The car ride last eleven minutes—eleven minutes of flirtatious chatter directed solely at Raphael: eleven minutes of Ada reevaluating her entire life up until this point. She steps out of Beth’s car once it’s parked, and is a tad disappointed at the loss on heat on her left side.
The building they enter is ginormous, and Ada is genuinely shocked that Nikki and Beth know enough people to be able to be invited. It’s loud, Ada knew it would be, but the excess space allows for excess people and excess people and therefore extra noise. The five enter a dimly-lit room and Ada feels suffocated. The room is filled with men groping around women and women rolling against men. She’s used to this though, which is why she typically stays along the walls with the dealers.

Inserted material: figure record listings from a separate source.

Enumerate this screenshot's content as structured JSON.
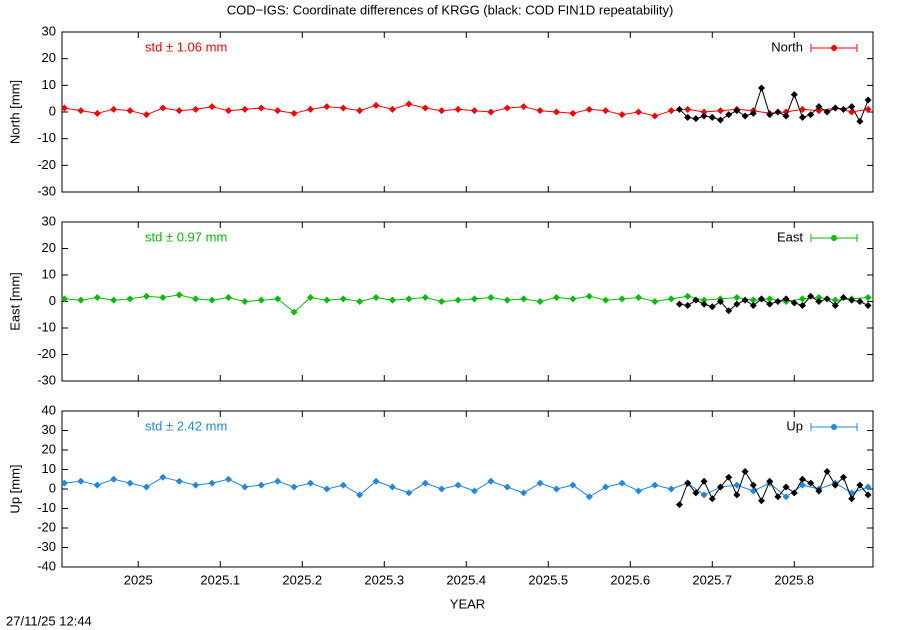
{
  "chart_data": [
    {
      "type": "line",
      "title": "COD−IGS: Coordinate differences of KRGG (black: COD FIN1D repeatability)",
      "ylabel": "North [mm]",
      "annotation": "std ± 1.06 mm",
      "legend": "top right",
      "xlim": [
        2024.907,
        2025.896
      ],
      "xticks": [
        2025,
        2025.1,
        2025.2,
        2025.3,
        2025.4,
        2025.5,
        2025.6,
        2025.7,
        2025.8
      ],
      "ylim": [
        -30,
        30
      ],
      "yticks": [
        -30,
        -20,
        -10,
        0,
        10,
        20,
        30
      ],
      "series": [
        {
          "name": "North",
          "color": "#ff0000",
          "x": [
            2024.91,
            2024.93,
            2024.95,
            2024.97,
            2024.99,
            2025.01,
            2025.03,
            2025.05,
            2025.07,
            2025.09,
            2025.11,
            2025.13,
            2025.15,
            2025.17,
            2025.19,
            2025.21,
            2025.23,
            2025.25,
            2025.27,
            2025.29,
            2025.31,
            2025.33,
            2025.35,
            2025.37,
            2025.39,
            2025.41,
            2025.43,
            2025.45,
            2025.47,
            2025.49,
            2025.51,
            2025.53,
            2025.55,
            2025.57,
            2025.59,
            2025.61,
            2025.63,
            2025.65,
            2025.67,
            2025.69,
            2025.71,
            2025.73,
            2025.75,
            2025.77,
            2025.79,
            2025.81,
            2025.83,
            2025.85,
            2025.87,
            2025.89
          ],
          "values": [
            1.5,
            0.5,
            -0.5,
            1,
            0.5,
            -1,
            1.5,
            0.5,
            1,
            2,
            0.5,
            1,
            1.5,
            0.5,
            -0.5,
            1,
            2,
            1.5,
            0.5,
            2.5,
            1,
            3,
            1.5,
            0.5,
            1,
            0.5,
            0,
            1.5,
            2,
            0.5,
            0,
            -0.5,
            1,
            0.5,
            -1,
            0,
            -1.5,
            0.5,
            1,
            0,
            0.5,
            1,
            0.5,
            -0.5,
            0,
            1,
            0.5,
            1.5,
            0,
            1
          ]
        },
        {
          "color": "#000000",
          "x": [
            2025.66,
            2025.67,
            2025.68,
            2025.69,
            2025.7,
            2025.71,
            2025.72,
            2025.73,
            2025.74,
            2025.75,
            2025.76,
            2025.77,
            2025.78,
            2025.79,
            2025.8,
            2025.81,
            2025.82,
            2025.83,
            2025.84,
            2025.85,
            2025.86,
            2025.87,
            2025.88,
            2025.89
          ],
          "values": [
            1,
            -2,
            -2.5,
            -1.5,
            -2,
            -3,
            -1,
            0.5,
            -1.5,
            -0.5,
            9,
            -1,
            0,
            -1.5,
            6.5,
            -2,
            -1,
            2,
            0,
            1.5,
            1,
            2,
            -3.5,
            4.5
          ]
        }
      ]
    },
    {
      "type": "line",
      "ylabel": "East [mm]",
      "annotation": "std ± 0.97 mm",
      "legend": "top right",
      "xlim": [
        2024.907,
        2025.896
      ],
      "xticks": [
        2025,
        2025.1,
        2025.2,
        2025.3,
        2025.4,
        2025.5,
        2025.6,
        2025.7,
        2025.8
      ],
      "ylim": [
        -30,
        30
      ],
      "yticks": [
        -30,
        -20,
        -10,
        0,
        10,
        20,
        30
      ],
      "series": [
        {
          "name": "East",
          "color": "#00c000",
          "x": [
            2024.91,
            2024.93,
            2024.95,
            2024.97,
            2024.99,
            2025.01,
            2025.03,
            2025.05,
            2025.07,
            2025.09,
            2025.11,
            2025.13,
            2025.15,
            2025.17,
            2025.19,
            2025.21,
            2025.23,
            2025.25,
            2025.27,
            2025.29,
            2025.31,
            2025.33,
            2025.35,
            2025.37,
            2025.39,
            2025.41,
            2025.43,
            2025.45,
            2025.47,
            2025.49,
            2025.51,
            2025.53,
            2025.55,
            2025.57,
            2025.59,
            2025.61,
            2025.63,
            2025.65,
            2025.67,
            2025.69,
            2025.71,
            2025.73,
            2025.75,
            2025.77,
            2025.79,
            2025.81,
            2025.83,
            2025.85,
            2025.87,
            2025.89
          ],
          "values": [
            1,
            0.5,
            1.5,
            0.5,
            1,
            2,
            1.5,
            2.5,
            1,
            0.5,
            1.5,
            0,
            0.5,
            1,
            -4,
            1.5,
            0.5,
            1,
            0,
            1.5,
            0.5,
            1,
            1.5,
            0,
            0.5,
            1,
            1.5,
            0.5,
            1,
            0,
            1.5,
            1,
            2,
            0.5,
            1,
            1.5,
            0,
            1,
            2,
            0.5,
            1,
            1.5,
            0.5,
            1,
            0,
            1,
            1.5,
            0.5,
            1,
            1.5
          ]
        },
        {
          "color": "#000000",
          "x": [
            2025.66,
            2025.67,
            2025.68,
            2025.69,
            2025.7,
            2025.71,
            2025.72,
            2025.73,
            2025.74,
            2025.75,
            2025.76,
            2025.77,
            2025.78,
            2025.79,
            2025.8,
            2025.81,
            2025.82,
            2025.83,
            2025.84,
            2025.85,
            2025.86,
            2025.87,
            2025.88,
            2025.89
          ],
          "values": [
            -1,
            -1.5,
            0.5,
            -1,
            -2,
            0,
            -3.5,
            -1,
            0.5,
            -1.5,
            1,
            -1,
            0,
            1,
            -0.5,
            -1.5,
            2,
            0,
            1,
            -1.5,
            1.5,
            0.5,
            0,
            -1.5
          ]
        }
      ]
    },
    {
      "type": "line",
      "ylabel": "Up [mm]",
      "annotation": "std ± 2.42 mm",
      "legend": "top right",
      "xlabel": "YEAR",
      "xlim": [
        2024.907,
        2025.896
      ],
      "xticks": [
        2025,
        2025.1,
        2025.2,
        2025.3,
        2025.4,
        2025.5,
        2025.6,
        2025.7,
        2025.8
      ],
      "ylim": [
        -40,
        40
      ],
      "yticks": [
        -40,
        -30,
        -20,
        -10,
        0,
        10,
        20,
        30,
        40
      ],
      "series": [
        {
          "name": "Up",
          "color": "#1e88e5",
          "x": [
            2024.91,
            2024.93,
            2024.95,
            2024.97,
            2024.99,
            2025.01,
            2025.03,
            2025.05,
            2025.07,
            2025.09,
            2025.11,
            2025.13,
            2025.15,
            2025.17,
            2025.19,
            2025.21,
            2025.23,
            2025.25,
            2025.27,
            2025.29,
            2025.31,
            2025.33,
            2025.35,
            2025.37,
            2025.39,
            2025.41,
            2025.43,
            2025.45,
            2025.47,
            2025.49,
            2025.51,
            2025.53,
            2025.55,
            2025.57,
            2025.59,
            2025.61,
            2025.63,
            2025.65,
            2025.67,
            2025.69,
            2025.71,
            2025.73,
            2025.75,
            2025.77,
            2025.79,
            2025.81,
            2025.83,
            2025.85,
            2025.87,
            2025.89
          ],
          "values": [
            3,
            4,
            2,
            5,
            3,
            1,
            6,
            4,
            2,
            3,
            5,
            1,
            2,
            4,
            1,
            3,
            0,
            2,
            -3,
            4,
            1,
            -2,
            3,
            0,
            2,
            -1,
            4,
            1,
            -2,
            3,
            0,
            2,
            -4,
            1,
            3,
            -1,
            2,
            0,
            3,
            -3,
            1,
            2,
            -1,
            3,
            -4,
            2,
            0,
            3,
            -2,
            1
          ]
        },
        {
          "color": "#000000",
          "x": [
            2025.66,
            2025.67,
            2025.68,
            2025.69,
            2025.7,
            2025.71,
            2025.72,
            2025.73,
            2025.74,
            2025.75,
            2025.76,
            2025.77,
            2025.78,
            2025.79,
            2025.8,
            2025.81,
            2025.82,
            2025.83,
            2025.84,
            2025.85,
            2025.86,
            2025.87,
            2025.88,
            2025.89
          ],
          "values": [
            -8,
            3,
            -2,
            4,
            -5,
            1,
            6,
            -3,
            9,
            2,
            -6,
            4,
            -4,
            1,
            -2,
            5,
            3,
            -1,
            9,
            2,
            6,
            -5,
            2,
            -3
          ]
        }
      ]
    }
  ],
  "timestamp": "27/11/25 12:44"
}
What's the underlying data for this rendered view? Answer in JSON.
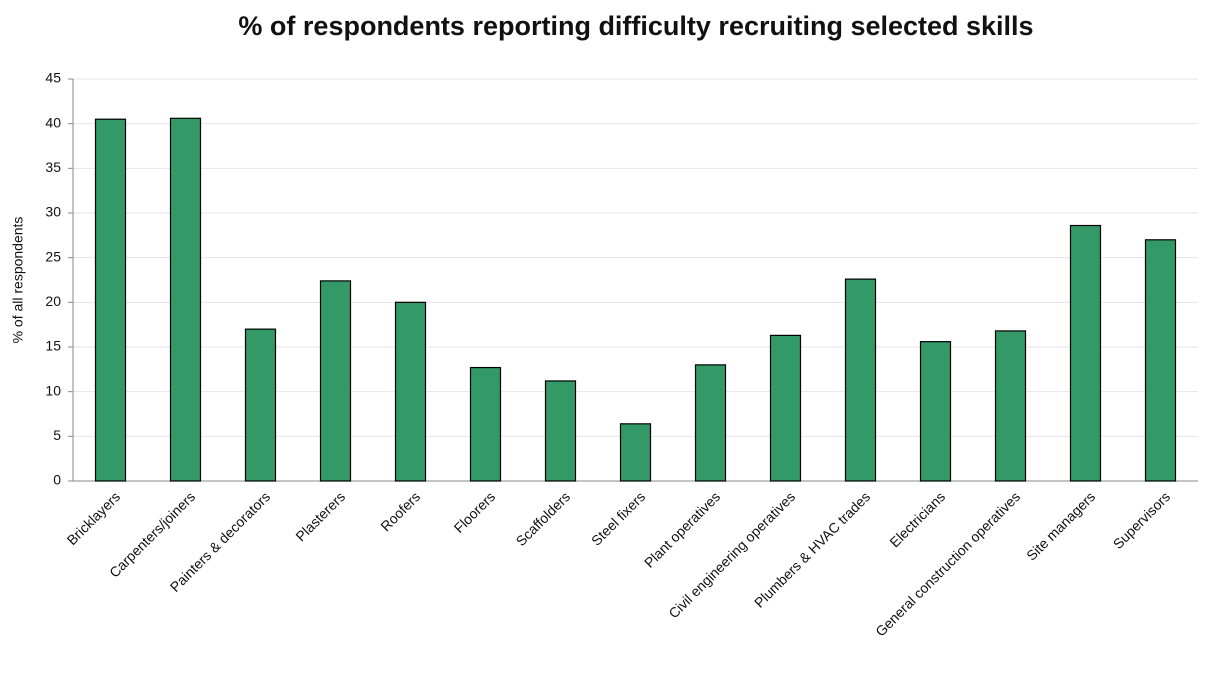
{
  "chart_data": {
    "type": "bar",
    "title": "% of respondents reporting difficulty recruiting selected skills",
    "y_label": "% of all respondents",
    "categories": [
      "Bricklayers",
      "Carpenters/joiners",
      "Painters & decorators",
      "Plasterers",
      "Roofers",
      "Floorers",
      "Scaffolders",
      "Steel fixers",
      "Plant operatives",
      "Civil engineering operatives",
      "Plumbers & HVAC trades",
      "Electricians",
      "General construction operatives",
      "Site managers",
      "Supervisors"
    ],
    "values": [
      40.5,
      40.6,
      17.0,
      22.4,
      20.0,
      12.7,
      11.2,
      6.4,
      13.0,
      16.3,
      22.6,
      15.6,
      16.8,
      28.6,
      27.0
    ],
    "color": "#339966",
    "ylim": [
      0,
      45
    ],
    "yticks": [
      0,
      5,
      10,
      15,
      20,
      25,
      30,
      35,
      40,
      45
    ],
    "grid": true
  }
}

“I’m going to look for some single men to get funky with,” Nikki cheers and hollers as she bobs her hips side-to-side while walking into the crowd of love.
“I’m not staying either,” Beth lifts her hand in farewell as she saunters over to a man that appears to be alone.
“I’ll,” Ada forces the words from her throat, “be over there.” She points to the wall and Megumi nods at her and mouths ‘wish me luck,’ before Ada makes her departure.
Against the wall, Ada can feel the music vibrate down her spine. It’s comforting, but she feels uneasy knowing that Raphael is here as well, and with Megumi no less. She sighs and takes out a cigarette. Dangling with the threat of falling, the stick is lit with a small flame from Ada’s lighter. Inhaling, Ada closes her eyes and waits.